O Sr. Herculano Pombo (Os Verdes): - O Sr. Deputado Costa Andrade confessou, humildemente, que nada percebe de genética. Aliás, penso que nenhum de nós é obrigado a perceber uma coisa que apenas agora começa a dar os primeiros passos e que começa já a ameaçar-nos a todos - a questão da engenharia genética, da manipulação genética.
Devo confessar que tenho pena de - e é uma mágoa que me fica deste processo de Revisão Constitucional - não termos sido capazes de abordar ou aflorar sequer estas questões da manipulação genética, de engenharia genética e a sua relação com o quadro jurídico que temos, porque são questões que vão cair-nos em cima, mais tarde ou mais cedo, e para as quais não teremos sequer uma resposta incipiente.
Uma vez que o Sr. Deputado fez uma afirmação que, de algum modo, poderá ser polémica quando afirmou que a vida humana pode ser violável mesmo antes da concepção, gostaria de perguntar-lhe, em primeiro lugar, que respostas tem, hoje, o nosso quadro jurídico para estas questões, ou seja, para a possibilidade de a vida humana ser violável ou manipulável antes mesmo da concepção.
Por outro lado, deve esta questão assumir foros de discussão ao nível do Direito Constitucional ou só ao nível do Direito ordinário?

O Sr. Presidente: - Tem a palavra o Sr. Deputado Nogueira de Brito.

O Sr. Nogueira de Brito (CDS): - Sr. Deputado Costa Andrade, sempre lhe digo que a via utilizada por V. Ex.ª - aliás, com grande coerência, porque já foi exactamente a mesma em sede da Comissão Eventual para a Revisão Constitucional -é, apesar de tudo, uma via tortuosa e vou explicar porquê.

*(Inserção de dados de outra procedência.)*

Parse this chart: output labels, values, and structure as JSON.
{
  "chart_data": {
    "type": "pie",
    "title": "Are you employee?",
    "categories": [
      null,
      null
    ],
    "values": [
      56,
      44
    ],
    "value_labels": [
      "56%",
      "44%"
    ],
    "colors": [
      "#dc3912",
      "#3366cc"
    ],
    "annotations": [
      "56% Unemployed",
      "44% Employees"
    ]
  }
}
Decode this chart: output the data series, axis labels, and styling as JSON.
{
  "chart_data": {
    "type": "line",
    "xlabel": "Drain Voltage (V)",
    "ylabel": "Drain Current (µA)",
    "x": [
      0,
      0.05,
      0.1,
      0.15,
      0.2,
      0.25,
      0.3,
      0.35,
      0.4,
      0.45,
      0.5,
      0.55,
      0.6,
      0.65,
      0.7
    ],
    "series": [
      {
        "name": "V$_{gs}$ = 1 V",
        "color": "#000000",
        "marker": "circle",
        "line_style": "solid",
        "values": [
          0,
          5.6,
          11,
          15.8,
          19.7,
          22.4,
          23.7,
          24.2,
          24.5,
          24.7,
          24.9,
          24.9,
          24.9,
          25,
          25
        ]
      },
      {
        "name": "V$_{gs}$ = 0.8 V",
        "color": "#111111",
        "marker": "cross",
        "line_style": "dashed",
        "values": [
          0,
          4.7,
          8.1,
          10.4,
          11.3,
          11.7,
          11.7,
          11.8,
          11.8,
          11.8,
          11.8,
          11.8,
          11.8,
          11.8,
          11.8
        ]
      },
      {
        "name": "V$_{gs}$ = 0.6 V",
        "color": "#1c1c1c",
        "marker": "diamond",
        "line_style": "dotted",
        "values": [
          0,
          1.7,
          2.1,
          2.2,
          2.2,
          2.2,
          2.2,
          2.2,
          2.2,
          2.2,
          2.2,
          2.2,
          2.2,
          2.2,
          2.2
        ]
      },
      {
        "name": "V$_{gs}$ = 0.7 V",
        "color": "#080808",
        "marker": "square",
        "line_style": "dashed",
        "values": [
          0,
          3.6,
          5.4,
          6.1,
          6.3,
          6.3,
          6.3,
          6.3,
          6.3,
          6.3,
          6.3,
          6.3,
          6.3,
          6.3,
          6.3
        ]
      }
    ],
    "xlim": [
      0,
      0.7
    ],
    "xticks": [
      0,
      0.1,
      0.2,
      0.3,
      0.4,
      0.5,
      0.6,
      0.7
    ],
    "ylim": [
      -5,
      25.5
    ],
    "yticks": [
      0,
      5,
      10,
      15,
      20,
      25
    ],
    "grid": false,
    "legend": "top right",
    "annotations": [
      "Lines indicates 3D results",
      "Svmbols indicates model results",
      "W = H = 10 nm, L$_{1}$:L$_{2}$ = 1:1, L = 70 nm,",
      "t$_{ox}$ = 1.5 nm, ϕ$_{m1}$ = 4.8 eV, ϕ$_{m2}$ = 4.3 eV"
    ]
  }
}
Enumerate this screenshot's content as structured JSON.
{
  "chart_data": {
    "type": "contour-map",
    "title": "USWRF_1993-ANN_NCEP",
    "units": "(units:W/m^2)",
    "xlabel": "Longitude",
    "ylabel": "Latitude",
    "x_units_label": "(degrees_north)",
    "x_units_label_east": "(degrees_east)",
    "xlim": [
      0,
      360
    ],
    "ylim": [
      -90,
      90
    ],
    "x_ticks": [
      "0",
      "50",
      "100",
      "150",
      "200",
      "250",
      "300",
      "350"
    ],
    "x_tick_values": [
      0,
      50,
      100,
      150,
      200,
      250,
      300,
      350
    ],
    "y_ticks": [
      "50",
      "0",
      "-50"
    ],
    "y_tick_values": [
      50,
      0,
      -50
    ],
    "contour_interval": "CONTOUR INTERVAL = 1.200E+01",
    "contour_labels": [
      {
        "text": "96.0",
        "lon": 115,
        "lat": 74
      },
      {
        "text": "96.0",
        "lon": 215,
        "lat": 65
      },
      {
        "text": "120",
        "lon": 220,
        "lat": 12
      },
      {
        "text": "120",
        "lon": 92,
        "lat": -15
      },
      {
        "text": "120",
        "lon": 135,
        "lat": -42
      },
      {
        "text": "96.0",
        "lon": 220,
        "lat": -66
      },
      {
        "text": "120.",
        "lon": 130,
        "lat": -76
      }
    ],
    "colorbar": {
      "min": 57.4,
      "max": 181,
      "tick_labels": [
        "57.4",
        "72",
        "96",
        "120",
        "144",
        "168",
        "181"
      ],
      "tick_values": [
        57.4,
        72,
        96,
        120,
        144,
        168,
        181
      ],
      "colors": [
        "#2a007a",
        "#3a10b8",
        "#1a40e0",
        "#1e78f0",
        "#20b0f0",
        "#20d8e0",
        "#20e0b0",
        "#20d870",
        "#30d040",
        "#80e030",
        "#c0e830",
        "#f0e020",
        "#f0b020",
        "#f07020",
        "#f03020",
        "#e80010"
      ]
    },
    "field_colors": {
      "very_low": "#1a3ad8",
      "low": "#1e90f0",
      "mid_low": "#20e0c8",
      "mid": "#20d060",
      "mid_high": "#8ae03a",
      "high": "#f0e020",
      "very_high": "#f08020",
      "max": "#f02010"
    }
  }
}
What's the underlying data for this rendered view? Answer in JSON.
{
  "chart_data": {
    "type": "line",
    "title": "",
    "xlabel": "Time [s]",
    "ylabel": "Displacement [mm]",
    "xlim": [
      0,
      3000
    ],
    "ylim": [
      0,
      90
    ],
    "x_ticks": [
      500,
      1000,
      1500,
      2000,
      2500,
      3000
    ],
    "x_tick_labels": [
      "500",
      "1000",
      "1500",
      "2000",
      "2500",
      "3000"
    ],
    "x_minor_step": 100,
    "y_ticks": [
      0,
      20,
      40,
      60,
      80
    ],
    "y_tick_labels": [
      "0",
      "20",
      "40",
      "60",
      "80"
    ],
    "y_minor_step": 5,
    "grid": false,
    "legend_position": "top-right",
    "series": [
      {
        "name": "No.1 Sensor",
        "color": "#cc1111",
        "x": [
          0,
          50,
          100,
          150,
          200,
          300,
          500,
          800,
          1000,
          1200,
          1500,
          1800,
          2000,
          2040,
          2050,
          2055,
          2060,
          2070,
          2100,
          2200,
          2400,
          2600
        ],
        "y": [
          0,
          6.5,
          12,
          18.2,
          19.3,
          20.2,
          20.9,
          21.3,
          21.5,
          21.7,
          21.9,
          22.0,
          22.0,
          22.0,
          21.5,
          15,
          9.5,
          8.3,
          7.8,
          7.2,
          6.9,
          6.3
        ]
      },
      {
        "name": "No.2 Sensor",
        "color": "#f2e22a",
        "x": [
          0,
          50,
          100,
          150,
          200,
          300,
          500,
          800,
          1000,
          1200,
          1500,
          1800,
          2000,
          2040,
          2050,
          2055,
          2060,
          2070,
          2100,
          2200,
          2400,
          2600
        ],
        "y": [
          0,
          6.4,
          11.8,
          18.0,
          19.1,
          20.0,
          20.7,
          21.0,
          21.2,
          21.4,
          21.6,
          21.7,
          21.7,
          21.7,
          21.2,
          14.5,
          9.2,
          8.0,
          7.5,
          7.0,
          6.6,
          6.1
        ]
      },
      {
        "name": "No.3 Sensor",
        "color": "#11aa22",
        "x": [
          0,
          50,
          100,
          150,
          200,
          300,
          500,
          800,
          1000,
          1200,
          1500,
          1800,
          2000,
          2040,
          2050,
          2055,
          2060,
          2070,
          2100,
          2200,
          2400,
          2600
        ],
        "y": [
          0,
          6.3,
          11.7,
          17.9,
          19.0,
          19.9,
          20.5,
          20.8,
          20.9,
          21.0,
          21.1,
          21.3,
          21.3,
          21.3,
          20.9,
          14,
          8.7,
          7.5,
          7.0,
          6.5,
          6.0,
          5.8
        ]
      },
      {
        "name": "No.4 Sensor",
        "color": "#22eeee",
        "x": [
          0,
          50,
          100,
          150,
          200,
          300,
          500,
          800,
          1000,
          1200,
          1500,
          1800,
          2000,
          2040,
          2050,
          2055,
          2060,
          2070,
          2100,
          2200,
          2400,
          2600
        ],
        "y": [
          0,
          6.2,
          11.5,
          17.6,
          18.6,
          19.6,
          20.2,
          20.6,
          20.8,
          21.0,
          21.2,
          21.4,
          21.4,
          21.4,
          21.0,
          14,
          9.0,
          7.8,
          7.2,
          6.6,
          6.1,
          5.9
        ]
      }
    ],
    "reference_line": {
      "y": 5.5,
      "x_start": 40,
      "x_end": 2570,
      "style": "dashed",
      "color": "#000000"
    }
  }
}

O Sr. Deputado pergunta-me o que é que pretendemos com esta alteração e se, neste domínio concreto, pretendíamos que fosse declarada inconstitucional a lei que despenalizou o aborto. Honestamente respondo-lhe - não posso fazê-lo de outra maneira - que eu pretendia que fosse declarada inconstitucional. Mas, pelos vistos, V. Ex.ª não pretendia, porque, quer V. Ex.ª, quer o PSD, entendem que não é a via da criminalização a via para combater o aborto. Muito bem, Sr. Deputado. Só que essa questão há-de discutir-se noutro plano, ou seja, no plano da legislação ordinária. Estamos inteiramente de acordo! Mas por que é que V. Ex.ª quer conhecer as minhas intenções para votar este preceito, se está inteiramente de acordo com ele?